BELGRADE, 16.12.2018. – A letter to Mogens Blicher Bjerregard, president of European Federation of Journalists, on the eve of his visit to Serbia.

Dear Mr Bjerregard,

I am a journalist from Serbia and work for an NGO, the Balkan Investigative Reporting Network, at its office in Serbia.

I have seen that numerous people have written to you from Serbia and have decided to do the same, to help you to better understand the media situation in this country.

I was especially motivated to write to you after Suzana Vasiljevic did so from the position of Serbian President Aleksandar Vucic’s special media envoy.

Her letter and announcement refers to an initiated debate, once again, about the situation in the media in Serbia, about the position of independent media in Serbia as well as about the way President Vucic has been presented in the media.

Contrary to the information that you’ve probably got from Serbia’s Independent Association of Journalists, she would like to present you with a different perspective about the media situation, from the point of view of President Vucic.

Moreover, she has asked you to find time to meet him, probably to learn directly from him, because he is the most “attacked man” in the Serbian media. I believe that this is the idea behind Vasiljevic’s message addressed to you.

It is not my intention to alter any feelings you are going to have after meeting Vucic; no, I just want to stress some other things that I believe you probably know better than me.

First, it is an honour to be presented personally to the president and I do hope you appreciate it.

Vucic strongly believes that the media is one of the key elements in the political life of any country – and he likes the media. As a young apprentice to Vojislav Seselj, the leader of the Serbian Radical Party, in the early Nineties, he was a media correspondent from Pale, a village near Sarajevo that acted as a centre of Serbian military forces in Bosnia during the 1992-5 war.

His mother was a journalist, his first wife is a journalist, and his second wife has a journalistic background.

Maybe you know some similar cases in the EU, although I couldn’t find one, of a president with such strong, substantial connections to the media.

BIRN has reported about the way he took remote control of all the mainstream media in Serbia since he came to power in 2012, by controlling the mechanisms of the money flow towards the media.

His close associates move into the media, buying the market with their agencies, and installing themselves as bosses of all the advertising budgets in the country. We are talking about an amount of 150 to 170 million euros per year.

Once you control the money flow, it is easy to control media content – which is why the bulk of the “independent” media call him the main editor of all tabloids and mainstream TV stations in the country.

Credible analysis reveals the absolute dominance of Vucic and his Progressive Party in the media compared to all the other actors in Serbian political life.

He is going to say, of course, that only two tabloids and one TV station are on his side – but this is far from the truth.

Those who criticize his governance are marginalised on the market and those who glorify his policies are rewarded; that’s the whole picture of the media in Serbia in terms of the “free market”.

On the other side are several online outlets, one daily and two weekly papers.

The online outlets are totally dependent on international donations, which is why they have been marked out as foreign agents and “false media”.

The daily and two weeklies circulate only in Belgrade because they do not have the resources to print and distribute for a bigger circulation.
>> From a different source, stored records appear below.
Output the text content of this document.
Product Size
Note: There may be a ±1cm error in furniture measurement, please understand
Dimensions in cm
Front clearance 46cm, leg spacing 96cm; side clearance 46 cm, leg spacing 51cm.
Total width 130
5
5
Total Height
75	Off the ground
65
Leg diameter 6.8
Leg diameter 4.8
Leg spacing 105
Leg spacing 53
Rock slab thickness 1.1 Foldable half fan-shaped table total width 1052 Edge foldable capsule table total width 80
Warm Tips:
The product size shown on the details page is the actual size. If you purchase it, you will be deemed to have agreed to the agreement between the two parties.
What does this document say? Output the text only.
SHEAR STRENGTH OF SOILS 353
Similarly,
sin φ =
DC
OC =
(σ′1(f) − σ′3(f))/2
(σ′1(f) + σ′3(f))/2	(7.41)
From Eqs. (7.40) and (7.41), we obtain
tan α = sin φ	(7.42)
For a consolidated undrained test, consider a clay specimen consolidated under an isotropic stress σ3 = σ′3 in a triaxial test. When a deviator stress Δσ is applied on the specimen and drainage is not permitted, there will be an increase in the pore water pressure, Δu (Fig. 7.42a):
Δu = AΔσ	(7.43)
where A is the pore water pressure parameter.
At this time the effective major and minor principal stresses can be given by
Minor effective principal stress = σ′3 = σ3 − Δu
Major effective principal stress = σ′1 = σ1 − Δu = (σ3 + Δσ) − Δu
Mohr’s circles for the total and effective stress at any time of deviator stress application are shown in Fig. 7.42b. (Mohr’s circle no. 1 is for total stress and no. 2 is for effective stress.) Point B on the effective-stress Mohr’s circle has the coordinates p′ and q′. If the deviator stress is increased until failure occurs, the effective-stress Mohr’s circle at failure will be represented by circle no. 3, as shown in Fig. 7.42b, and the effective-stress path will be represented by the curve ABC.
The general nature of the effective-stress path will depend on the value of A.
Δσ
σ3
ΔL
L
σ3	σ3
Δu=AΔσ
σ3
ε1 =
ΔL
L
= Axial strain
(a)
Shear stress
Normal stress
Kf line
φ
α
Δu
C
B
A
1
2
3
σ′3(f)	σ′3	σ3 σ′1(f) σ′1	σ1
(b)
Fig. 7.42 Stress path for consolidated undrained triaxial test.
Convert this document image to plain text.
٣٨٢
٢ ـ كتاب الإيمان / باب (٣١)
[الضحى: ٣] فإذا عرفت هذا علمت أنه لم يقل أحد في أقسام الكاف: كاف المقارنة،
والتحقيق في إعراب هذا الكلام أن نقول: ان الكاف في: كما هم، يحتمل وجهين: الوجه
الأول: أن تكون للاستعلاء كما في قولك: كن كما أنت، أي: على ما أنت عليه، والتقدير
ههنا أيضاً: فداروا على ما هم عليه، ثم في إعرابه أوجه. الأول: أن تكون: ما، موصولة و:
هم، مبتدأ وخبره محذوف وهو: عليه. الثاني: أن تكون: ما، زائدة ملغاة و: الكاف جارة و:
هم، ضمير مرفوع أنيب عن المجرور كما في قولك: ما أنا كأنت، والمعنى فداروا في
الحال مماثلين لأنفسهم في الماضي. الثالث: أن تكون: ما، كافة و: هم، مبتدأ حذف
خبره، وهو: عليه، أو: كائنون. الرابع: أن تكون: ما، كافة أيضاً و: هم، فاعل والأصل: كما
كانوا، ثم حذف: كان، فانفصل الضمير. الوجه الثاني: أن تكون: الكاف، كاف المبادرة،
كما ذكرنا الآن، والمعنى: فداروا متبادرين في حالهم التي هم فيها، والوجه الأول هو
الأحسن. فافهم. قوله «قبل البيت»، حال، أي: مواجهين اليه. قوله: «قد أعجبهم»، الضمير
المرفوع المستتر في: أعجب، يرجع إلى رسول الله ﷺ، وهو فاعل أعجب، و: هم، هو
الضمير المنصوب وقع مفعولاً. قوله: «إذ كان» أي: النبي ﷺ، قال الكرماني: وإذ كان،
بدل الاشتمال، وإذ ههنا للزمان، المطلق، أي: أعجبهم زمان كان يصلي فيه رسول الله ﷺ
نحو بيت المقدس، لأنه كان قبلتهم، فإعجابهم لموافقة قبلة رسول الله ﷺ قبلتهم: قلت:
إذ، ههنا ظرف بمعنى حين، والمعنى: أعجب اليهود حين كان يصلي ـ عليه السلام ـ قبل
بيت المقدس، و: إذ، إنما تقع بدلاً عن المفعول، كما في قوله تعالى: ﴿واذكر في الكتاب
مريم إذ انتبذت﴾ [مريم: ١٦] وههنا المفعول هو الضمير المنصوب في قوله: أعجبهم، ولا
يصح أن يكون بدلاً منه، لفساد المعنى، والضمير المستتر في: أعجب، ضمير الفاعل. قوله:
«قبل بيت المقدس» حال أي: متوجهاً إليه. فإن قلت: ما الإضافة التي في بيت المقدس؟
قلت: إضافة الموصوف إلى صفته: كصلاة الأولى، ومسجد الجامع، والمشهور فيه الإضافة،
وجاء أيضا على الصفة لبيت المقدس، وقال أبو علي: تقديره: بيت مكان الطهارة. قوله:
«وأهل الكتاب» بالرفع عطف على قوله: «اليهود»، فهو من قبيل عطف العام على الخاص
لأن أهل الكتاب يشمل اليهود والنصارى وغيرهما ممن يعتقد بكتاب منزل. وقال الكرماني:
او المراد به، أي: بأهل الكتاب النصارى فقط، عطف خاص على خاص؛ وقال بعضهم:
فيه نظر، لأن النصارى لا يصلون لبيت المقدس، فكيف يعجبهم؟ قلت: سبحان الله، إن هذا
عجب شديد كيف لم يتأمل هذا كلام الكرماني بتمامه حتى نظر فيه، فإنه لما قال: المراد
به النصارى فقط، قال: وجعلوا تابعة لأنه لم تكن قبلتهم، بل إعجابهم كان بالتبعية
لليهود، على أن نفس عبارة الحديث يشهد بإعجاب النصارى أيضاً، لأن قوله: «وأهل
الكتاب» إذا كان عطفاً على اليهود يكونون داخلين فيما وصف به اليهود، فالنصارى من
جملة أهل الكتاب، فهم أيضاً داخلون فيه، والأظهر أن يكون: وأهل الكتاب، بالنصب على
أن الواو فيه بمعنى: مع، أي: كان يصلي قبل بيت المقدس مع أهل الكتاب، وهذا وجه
Danas, Vreme and NIN together sell around 20,000 copies, which is nothing in a country of 7.5 million citizens.

Vucic will say, however, that the fact that they are on the market is evidence that there is no kind of censorship in Serbia but that, on the contrary, Serbia has a press freedom that goes far beyond normal democratic standards.

He will argue also that people now use social networks to communicate and share content, and most of these people are not his voters, and there is no way of controlling communication and content sharing on social networks.

For me, however, the fact that the president wants to meet you to explain the media situation in the country, and his position as a victim of vicious journalism, is proof of everything we are saying about the nature of his governance: one man wants to have control over every single aspect of the life in Serbia, which I do not recognise as democratic way of governing.

If I’m lying and delusional, then why on earth does the president of the country facing a mass of other important issues, want to debate with the president of a journalistic organisation, when there are other institutions competent to work in this area?

Why is it not enough for the culture and information ministry or some other government agency to explain the media situation in the county? What is wrong with them doing this – especially when those people were chosen for this role by Vucic and his party?